Which time of year should the influenza vaccine be administered?

It is possible to prevent influenza with annual vaccinations, which are necessary due to the yearly transformations that the virus undergoes, as well as to combat various strains of the disease.

The influenza vaccine can be administered at any time throughout the year, although the most suitable times are just prior to the rainy season (May) and before winter (October) as these times are when the disease is most prevalent.

There is now a specially designed elderly influenza vaccine available that can offer greater protection for this group. Additionally, this vaccine can reduce hospital stays owing to various other complications, such as influenza-related pneumonia, respiratory complications, and influenza symptoms themselves.

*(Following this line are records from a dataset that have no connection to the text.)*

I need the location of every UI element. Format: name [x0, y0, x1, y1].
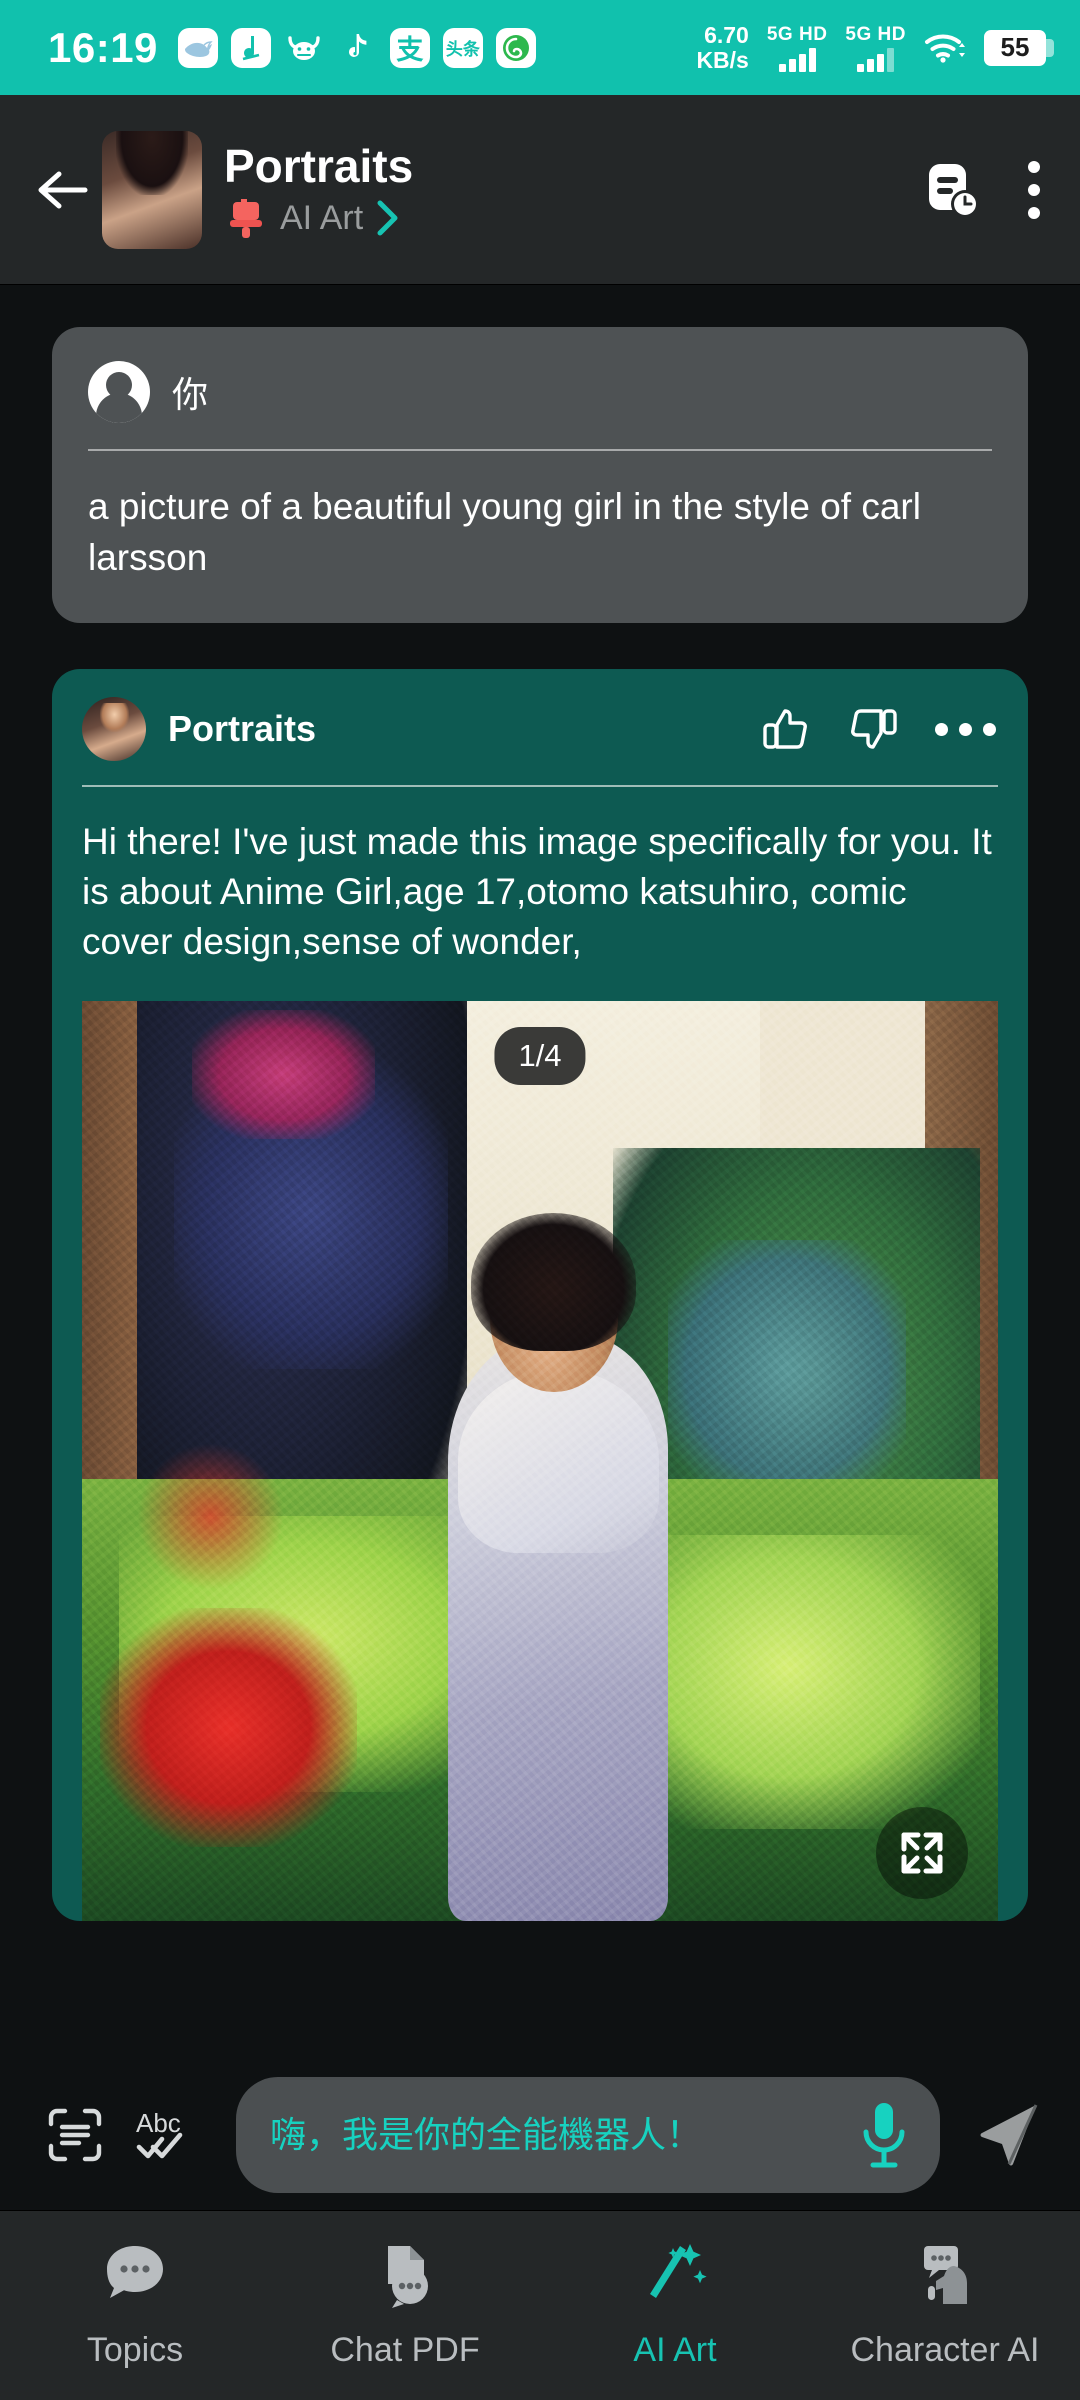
status-indicators: 6.70 KB/s 5G HD 5G HD 55: [696, 21, 1054, 73]
nav-label-chat-pdf: Chat PDF: [330, 2331, 480, 2369]
user-message-sender: 你: [172, 374, 209, 415]
message-input-placeholder: 嗨，我是你的全能機器人！: [270, 2114, 703, 2155]
app-header: Portraits AI Art: [0, 95, 1080, 285]
bottom-navigation: Topics Chat PDF AI Art Character AI: [0, 2210, 1080, 2400]
sim1-label: 5G HD: [766, 23, 828, 45]
header-avatar[interactable]: [102, 130, 202, 249]
header-category-label: AI Art: [280, 198, 364, 237]
network-speed-value: 6.70: [704, 21, 749, 48]
more-horizontal-icon[interactable]: [933, 715, 998, 744]
signal-sim2: 5G HD: [845, 24, 906, 72]
thumbs-down-icon[interactable]: [847, 703, 899, 755]
nav-item-character-ai[interactable]: Character AI: [810, 2237, 1080, 2370]
chevron-right-icon: [375, 199, 401, 237]
user-card-divider: [88, 449, 992, 451]
generated-image[interactable]: [82, 1001, 998, 1921]
sim1-bars: [778, 47, 816, 72]
header-category[interactable]: AI Art: [224, 196, 413, 240]
bot-message-card: Portraits Hi there! I've just made this …: [52, 669, 1028, 1921]
signal-sim1: 5G HD: [767, 24, 828, 72]
user-message-header: 你: [88, 361, 992, 423]
tiktok-icon: [337, 28, 377, 68]
nav-label-topics: Topics: [86, 2331, 184, 2369]
battery-indicator: 55: [984, 29, 1054, 66]
microphone-icon[interactable]: [858, 2099, 910, 2171]
generated-image-container[interactable]: 1/4: [82, 1001, 998, 1921]
sim2-bars: [857, 47, 895, 72]
user-message-card: 你 a picture of a beautiful young girl in…: [52, 327, 1028, 623]
chat-scroll-area[interactable]: 你 a picture of a beautiful young girl in…: [0, 285, 1080, 2060]
j-note-icon: [230, 27, 271, 68]
more-vertical-icon[interactable]: [1022, 155, 1046, 225]
user-message-text: a picture of a beautiful young girl in t…: [88, 486, 921, 578]
nav-item-topics[interactable]: Topics: [0, 2237, 270, 2370]
nav-label-character-ai: Character AI: [850, 2331, 1040, 2369]
bot-message-text: Hi there! I've just made this image spec…: [82, 821, 992, 962]
magic-wand-icon: [640, 2237, 710, 2313]
history-document-icon[interactable]: [924, 161, 982, 219]
battery-level: 55: [984, 29, 1046, 66]
nav-item-ai-art[interactable]: AI Art: [540, 2237, 810, 2370]
bot-message-header: Portraits: [82, 697, 998, 761]
message-input-field[interactable]: 嗨，我是你的全能機器人！: [236, 2077, 940, 2193]
nav-item-chat-pdf[interactable]: Chat PDF: [270, 2237, 540, 2370]
chat-bubble-icon: [100, 2237, 170, 2313]
fullscreen-expand-icon[interactable]: [876, 1807, 968, 1899]
bot-card-divider: [82, 785, 998, 787]
back-arrow-icon[interactable]: [26, 155, 96, 225]
bot-avatar[interactable]: [82, 697, 146, 761]
toutiao-icon: 头条: [442, 27, 483, 68]
character-chat-icon: [910, 2237, 980, 2313]
app-screen: 16:19 支 头条 6.70 KB/s 5G HD 5G HD 55 Port…: [0, 0, 1080, 2400]
paintbrush-icon: [224, 196, 268, 240]
scan-text-icon[interactable]: [42, 2102, 108, 2168]
status-notification-icons: 支 头条: [177, 27, 536, 68]
network-speed: 6.70 KB/s: [696, 21, 749, 73]
sim2-label: 5G HD: [845, 23, 906, 45]
network-speed-unit: KB/s: [696, 46, 749, 73]
status-bar: 16:19 支 头条 6.70 KB/s 5G HD 5G HD 55: [0, 0, 1080, 95]
svg-text:Abc: Abc: [136, 2108, 181, 2138]
nav-label-ai-art: AI Art: [633, 2331, 717, 2369]
thumbs-up-icon[interactable]: [761, 703, 813, 755]
image-counter-badge: 1/4: [494, 1027, 586, 1085]
bot-message-actions: [761, 703, 998, 755]
alipay-icon: 支: [389, 27, 430, 68]
send-icon[interactable]: [966, 2093, 1050, 2177]
header-actions: [924, 155, 1046, 225]
user-avatar-icon: [88, 361, 150, 423]
header-text-block: Portraits AI Art: [224, 140, 413, 240]
spiral-icon: [495, 27, 536, 68]
whale-icon: [177, 27, 218, 68]
abc-check-icon[interactable]: Abc: [132, 2102, 198, 2168]
bot-message-sender: Portraits: [168, 708, 317, 749]
wifi-icon: [924, 33, 966, 63]
document-chat-icon: [370, 2237, 440, 2313]
ox-face-icon: [284, 28, 324, 68]
battery-cap: [1046, 38, 1054, 57]
page-title: Portraits: [224, 139, 414, 192]
message-input-bar: Abc 嗨，我是你的全能機器人！: [0, 2060, 1080, 2210]
status-time: 16:19: [48, 23, 158, 71]
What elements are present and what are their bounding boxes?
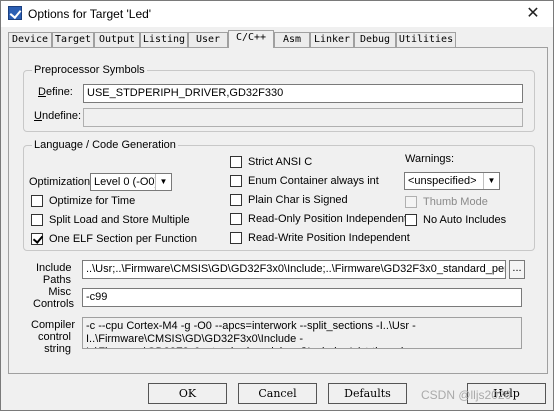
define-label-accel: D <box>38 86 46 98</box>
one-elf-box <box>31 233 43 245</box>
rw-pi-box <box>230 232 242 244</box>
warnings-label: Warnings: <box>405 153 455 165</box>
c-cpp-panel: Preprocessor Symbols Define: USE_STDPERI… <box>8 47 548 374</box>
optimization-label: Optimization: <box>29 176 94 188</box>
warnings-select[interactable]: <unspecified> ▼ <box>404 172 500 190</box>
preprocessor-group: Preprocessor Symbols Define: USE_STDPERI… <box>23 64 535 132</box>
ok-button[interactable]: OK <box>148 383 227 404</box>
tab-listing[interactable]: Listing <box>140 32 188 47</box>
define-label-post: efine: <box>45 86 73 98</box>
close-button[interactable]: ✕ <box>521 4 545 24</box>
enum-container-label: Enum Container always int <box>248 175 379 187</box>
title-bar: Options for Target 'Led' ✕ <box>1 1 553 27</box>
tab-device[interactable]: Device <box>8 32 52 47</box>
thumb-mode-checkbox[interactable]: Thumb Mode <box>405 196 488 208</box>
misc-controls-field[interactable]: -c99 <box>82 288 522 307</box>
optimize-time-checkbox[interactable]: Optimize for Time <box>31 195 135 207</box>
rw-pi-checkbox[interactable]: Read-Write Position Independent <box>230 232 410 244</box>
optimize-time-box <box>31 195 43 207</box>
tab-asm[interactable]: Asm <box>274 32 310 47</box>
tab-output[interactable]: Output <box>94 32 140 47</box>
undefine-field[interactable] <box>83 108 523 127</box>
plain-char-label: Plain Char is Signed <box>248 194 348 206</box>
optimize-time-label: Optimize for Time <box>49 195 136 207</box>
include-label-line2: Paths <box>42 274 71 286</box>
misc-controls-label: Misc Controls <box>33 286 74 310</box>
compiler-string-field[interactable]: -c --cpu Cortex-M4 -g -O0 --apcs=interwo… <box>82 317 522 349</box>
split-load-label: Split Load and Store Multiple <box>49 214 190 226</box>
tab-target[interactable]: Target <box>52 32 94 47</box>
tab-c-cpp[interactable]: C/C++ <box>228 30 274 48</box>
warnings-value: <unspecified> <box>408 175 477 187</box>
thumb-mode-label: Thumb Mode <box>423 196 488 208</box>
enum-container-box <box>230 175 242 187</box>
tab-user[interactable]: User <box>188 32 228 47</box>
misc-label-line1: Misc <box>48 286 71 298</box>
tab-debug[interactable]: Debug <box>354 32 396 47</box>
compiler-string-label: Compiler control string <box>31 319 76 355</box>
no-auto-includes-checkbox[interactable]: No Auto Includes <box>405 214 506 226</box>
include-paths-field[interactable]: ..\Usr;..\Firmware\CMSIS\GD\GD32F3x0\Inc… <box>82 260 506 279</box>
language-group: Language / Code Generation Optimization:… <box>23 139 535 251</box>
include-paths-browse-button[interactable]: ... <box>509 260 525 279</box>
define-label: Define: <box>38 86 73 98</box>
plain-char-checkbox[interactable]: Plain Char is Signed <box>230 194 348 206</box>
cancel-button[interactable]: Cancel <box>238 383 317 404</box>
window-title: Options for Target 'Led' <box>28 7 152 21</box>
chevron-down-icon: ▼ <box>483 173 499 189</box>
ro-pi-box <box>230 213 242 225</box>
tab-strip: Device Target Output Listing User C/C++ … <box>8 30 548 48</box>
strict-ansi-box <box>230 156 242 168</box>
compiler-label-line2: control <box>37 331 71 343</box>
keil-app-icon <box>8 6 22 20</box>
include-paths-label: Include Paths <box>36 262 71 286</box>
undefine-label-post: ndefine: <box>41 110 82 122</box>
tab-linker[interactable]: Linker <box>310 32 354 47</box>
strict-ansi-label: Strict ANSI C <box>248 156 313 168</box>
ro-pi-checkbox[interactable]: Read-Only Position Independent <box>230 213 407 225</box>
tab-utilities[interactable]: Utilities <box>396 32 456 47</box>
include-label-line1: Include <box>36 262 72 274</box>
misc-label-line2: Controls <box>33 298 74 310</box>
preprocessor-group-title: Preprocessor Symbols <box>32 64 147 76</box>
no-auto-includes-label: No Auto Includes <box>423 214 507 226</box>
compiler-label-line1: Compiler <box>31 319 76 331</box>
thumb-mode-box <box>405 196 417 208</box>
define-field[interactable]: USE_STDPERIPH_DRIVER,GD32F330 <box>83 84 523 103</box>
compiler-label-line3: string <box>44 343 71 355</box>
defaults-button[interactable]: Defaults <box>328 383 407 404</box>
chevron-down-icon: ▼ <box>155 174 171 190</box>
ro-pi-label: Read-Only Position Independent <box>248 213 407 225</box>
strict-ansi-checkbox[interactable]: Strict ANSI C <box>230 156 312 168</box>
csdn-watermark: CSDN @lljs2020 <box>421 388 512 402</box>
optimization-select[interactable]: Level 0 (-O0) ▼ <box>90 173 172 191</box>
one-elf-checkbox[interactable]: One ELF Section per Function <box>31 233 197 245</box>
options-dialog: Options for Target 'Led' ✕ Device Target… <box>0 0 554 411</box>
language-group-title: Language / Code Generation <box>32 139 178 151</box>
undefine-label: Undefine: <box>34 110 81 122</box>
split-load-box <box>31 214 43 226</box>
undefine-label-accel: U <box>34 110 42 122</box>
one-elf-label: One ELF Section per Function <box>49 233 197 245</box>
enum-container-checkbox[interactable]: Enum Container always int <box>230 175 379 187</box>
optimization-value: Level 0 (-O0) <box>94 176 159 188</box>
split-load-checkbox[interactable]: Split Load and Store Multiple <box>31 214 190 226</box>
no-auto-includes-box <box>405 214 417 226</box>
plain-char-box <box>230 194 242 206</box>
rw-pi-label: Read-Write Position Independent <box>248 232 410 244</box>
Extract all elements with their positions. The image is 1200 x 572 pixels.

How does the elderly influenza vaccine differ from the traditional 4-strain influenza vaccine, and why are elderly groups advised to receive this vaccine?

The elderly influenza vaccine contains 4 times as many antigens compared to traditional influenza vaccines, and is most suited to patients age 65 and above.
(Ref: Quadrivalent Influenza Vaccine (Split Virion, Inactivated), 60 mcg HA/strain SMPC. Internal data)

A study undertaken in the U.S.A. and Canada from 2011 – 2013 on a sample group of 31,989 patients aged 65 and over involved comparing efficacy between the traditional 4-strain influenza vaccine and the newly developed elderly influenza vaccine. Researchers found that the elderly influenza vaccine increased protection by up to 24.2% more than the traditional 4-strain influenza vaccine.

The study also found that in addition to the protection it offered against influenza, the elderly influenza vaccine reduced hospitalization and mortality rates resulting from various other complications more than the traditional influenza vaccine.

  • A 64.4% reduction in hospitalization from influenza or pneumonia.
  • A 48.9% decrease in the mortality rate.

Elderly influenza vaccine safety levels and its potential side effects

As of today, more than 202 million doses of this vaccine have been administered worldwide and elderly patients have been closely monitored afterward. Based on more than 10 years of data, it has been found that there are no safety concerns related to its use and there have been no reports of unwanted serious side effects.
In terms of systemic reactions to the vaccine, the occurrence risks are no different to those associated with the traditional 4-strain influenza vaccine.